Keine einfache Premiere im Mutterland der Demokratie für den erfolgreichen Sachbuch-Polemiker. Die eingeladenen Integrationstheoretiker müssen sich noch mehr wundern, als ihnen vor Beginn der Debatte plötzlich eine Gruppe mit dem Namen „Freie Meinungsäußerung“ den Zutritt zum LSE-Hörsal verwehrt. Um einen Konflikt zu vermeiden, weichen einige Hundert Zuhörer „aus Sicherheitsgründen“ ins Waldorf Hilton aus. Dort will zunächst ein Student eine Erklärung der Veranstalter zur brisanten Diskussion abgeben. Er kommt jedoch nicht zu Wort. „Faschisten“, schreit verärgert der junge Mann.
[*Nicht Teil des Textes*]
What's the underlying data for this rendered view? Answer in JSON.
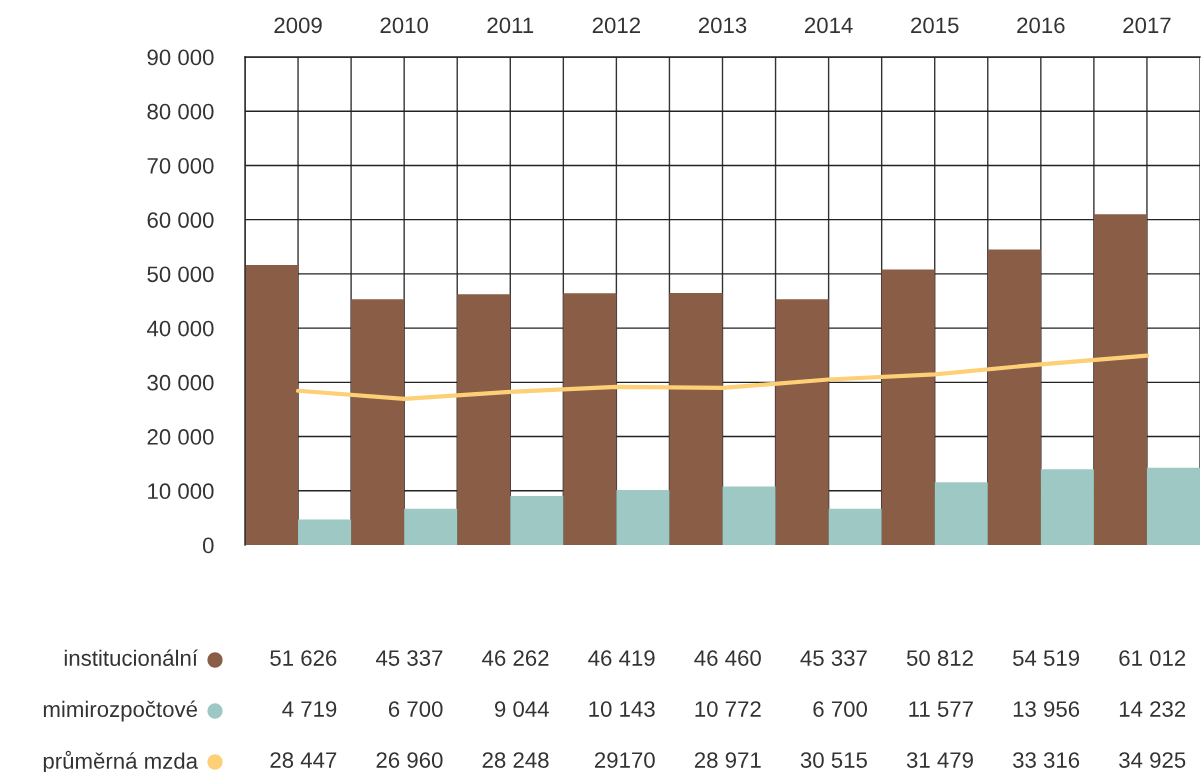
{
  "chart_data": {
    "type": "bar",
    "categories": [
      "2009",
      "2010",
      "2011",
      "2012",
      "2013",
      "2014",
      "2015",
      "2016",
      "2017"
    ],
    "series": [
      {
        "name": "institucionální",
        "color": "#8a5d46",
        "values": [
          51626,
          45337,
          46262,
          46419,
          46460,
          45337,
          50812,
          54519,
          61012
        ],
        "value_labels": [
          "51 626",
          "45 337",
          "46 262",
          "46 419",
          "46 460",
          "45 337",
          "50 812",
          "54 519",
          "61 012"
        ]
      },
      {
        "name": "mimirozpočtové",
        "color": "#9dc8c4",
        "values": [
          4719,
          6700,
          9044,
          10143,
          10772,
          6700,
          11577,
          13956,
          14232
        ],
        "value_labels": [
          "4 719",
          "6 700",
          "9 044",
          "10 143",
          "10 772",
          "6 700",
          "11 577",
          "13 956",
          "14 232"
        ]
      },
      {
        "name": "průměrná mzda",
        "type": "line",
        "color": "#fdd077",
        "values": [
          28447,
          26960,
          28248,
          29170,
          28971,
          30515,
          31479,
          33316,
          34925
        ],
        "value_labels": [
          "28 447",
          "26 960",
          "28 248",
          "29170",
          "28 971",
          "30 515",
          "31 479",
          "33 316",
          "34 925"
        ]
      }
    ],
    "ylim": [
      0,
      90000
    ],
    "yticks": [
      0,
      {
        "value": 10000,
        "label": "10 000"
      },
      {
        "value": 20000,
        "label": "20 000"
      },
      {
        "value": 30000,
        "label": "30 000"
      },
      {
        "value": 40000,
        "label": "40 000"
      },
      {
        "value": 50000,
        "label": "50 000"
      },
      {
        "value": 60000,
        "label": "60 000"
      },
      {
        "value": 70000,
        "label": "70 000"
      },
      {
        "value": 80000,
        "label": "80 000"
      },
      {
        "value": 90000,
        "label": "90 000"
      }
    ],
    "grid": true,
    "legend": "bottom",
    "marker": "none",
    "line_style": "solid"
  }
}
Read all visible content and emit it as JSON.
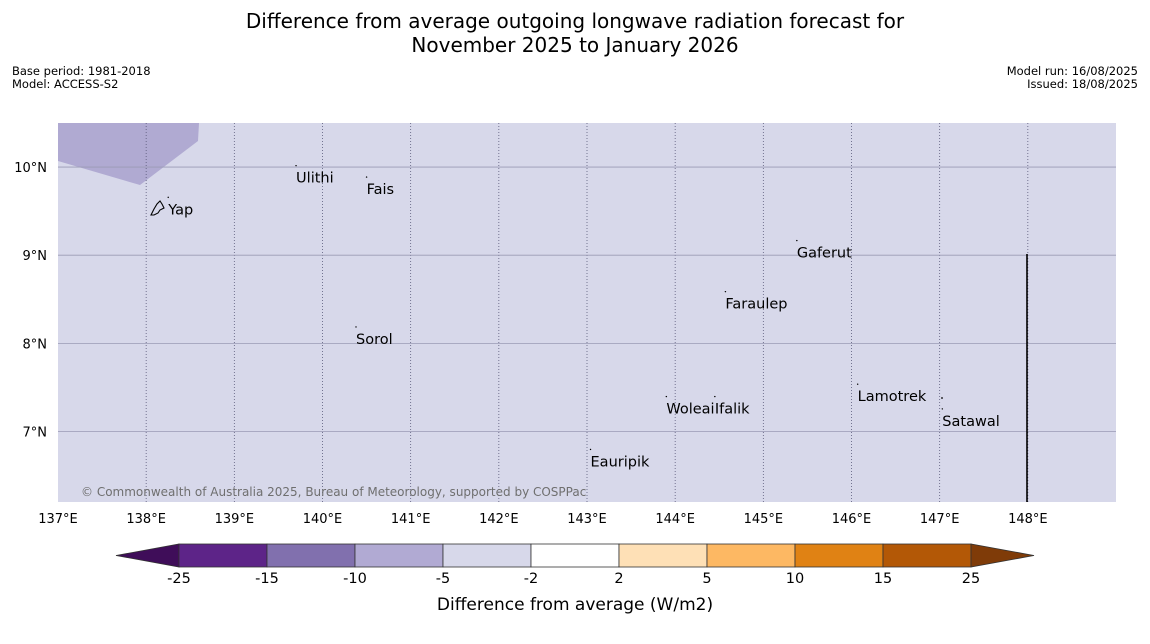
{
  "title_line1": "Difference from average outgoing longwave radiation forecast for",
  "title_line2": "November 2025 to January 2026",
  "base_period": "Base period: 1981-2018",
  "model": "Model: ACCESS-S2",
  "model_run": "Model run: 16/08/2025",
  "issued": "Issued: 18/08/2025",
  "copyright": "© Commonwealth of Australia 2025, Bureau of Meteorology, supported by COSPPac",
  "map": {
    "lon_range": [
      137,
      149
    ],
    "lat_range": [
      6.2,
      10.5
    ],
    "background_color": "#d7d8ea",
    "anomaly_patch_color": "#b0aad2",
    "lon_ticks": [
      {
        "value": 137,
        "label": "137°E"
      },
      {
        "value": 138,
        "label": "138°E"
      },
      {
        "value": 139,
        "label": "139°E"
      },
      {
        "value": 140,
        "label": "140°E"
      },
      {
        "value": 141,
        "label": "141°E"
      },
      {
        "value": 142,
        "label": "142°E"
      },
      {
        "value": 143,
        "label": "143°E"
      },
      {
        "value": 144,
        "label": "144°E"
      },
      {
        "value": 145,
        "label": "145°E"
      },
      {
        "value": 146,
        "label": "146°E"
      },
      {
        "value": 147,
        "label": "147°E"
      },
      {
        "value": 148,
        "label": "148°E"
      }
    ],
    "lat_ticks": [
      {
        "value": 10,
        "label": "10°N"
      },
      {
        "value": 9,
        "label": "9°N"
      },
      {
        "value": 8,
        "label": "8°N"
      },
      {
        "value": 7,
        "label": "7°N"
      }
    ],
    "places": [
      {
        "name": "Yap",
        "lon": 138.25,
        "lat": 9.52
      },
      {
        "name": "Ulithi",
        "lon": 139.7,
        "lat": 9.88
      },
      {
        "name": "Fais",
        "lon": 140.5,
        "lat": 9.75
      },
      {
        "name": "Gaferut",
        "lon": 145.38,
        "lat": 9.03
      },
      {
        "name": "Faraulep",
        "lon": 144.57,
        "lat": 8.45
      },
      {
        "name": "Sorol",
        "lon": 140.38,
        "lat": 8.05
      },
      {
        "name": "Lamotrek",
        "lon": 146.07,
        "lat": 7.4
      },
      {
        "name": "Woleai",
        "lon": 143.9,
        "lat": 7.26
      },
      {
        "name": "Ifalik",
        "lon": 144.45,
        "lat": 7.26
      },
      {
        "name": "Satawal",
        "lon": 147.03,
        "lat": 7.12
      },
      {
        "name": "Eauripik",
        "lon": 143.04,
        "lat": 6.66
      }
    ]
  },
  "colorbar": {
    "title": "Difference from average (W/m2)",
    "ticks": [
      "-25",
      "-15",
      "-10",
      "-5",
      "-2",
      "2",
      "5",
      "10",
      "15",
      "25"
    ],
    "colors": [
      "#3f0d59",
      "#5d2488",
      "#8170ae",
      "#b1aad3",
      "#d7d8ea",
      "#ffffff",
      "#fee0b6",
      "#fdb863",
      "#e08214",
      "#b35806",
      "#7f3b08"
    ]
  }
}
Deutschland schafft sich wieder ab – diesmal in London. Da die brisante Diskussion nicht auf deutschem Boden geführt werden muss, verabschiedet sich die Runde schnell von Politkorrektheit. Sarrazin wettert gegen „falsche Türken“ in Deutschland, die nur hinter der Sozialhilfe her seien, die es in ihrer Heimat nicht gebe. Mit dem Argument, dass auch die Hindus in Deutschland keine Witwen verbrennen dürften, spricht Henryk Broder den Muslimen in Berlin das Recht auf Gebetsräume in den Schulen ab. „Die Vielfalt der Kulturen ist eine Bereicherung, Monokulturen sind langweilig“, widerspricht Ali Kizilkaya. „Die Einwanderung stellt unsere Identität in Frage“, beharrt Sarrazin. „Deutschland, das ich liebe, schafft sich ab – so wie dieser Winter unaufhaltsam vergeht“.
Europa sei verloren, glauben die Experten auf der Bühne. Denn die Muslime wollten und könnten sich nicht integrieren, was „objektive Spannungen“ verursachen werde. Später in der Debatte wird Hellmuth Karasek vor dem „Untergang des Abendlandes“ kapitulieren: „Ich bin so alt, das Schlimmste werde ich nicht mehr erleben“. Er habe sich bereits eine Burka gekauft, eröffnet Broder: „Sie liegt in meinem Wäscheschrank“. Die Diskrimination der Minderheiten sei etwas ganz Normales, hören die teils verblüfften, teils erbosten Zuschauer von deutschen Gästen. „Warum muss ich mich assimilieren, meine Kultur aufgeben, die Identität verlieren, in der Mehrheit aufgehen?“ Am Ende bleibt dieser Aufschrei des Islamvertreters Kizilkaya unbeantwortet.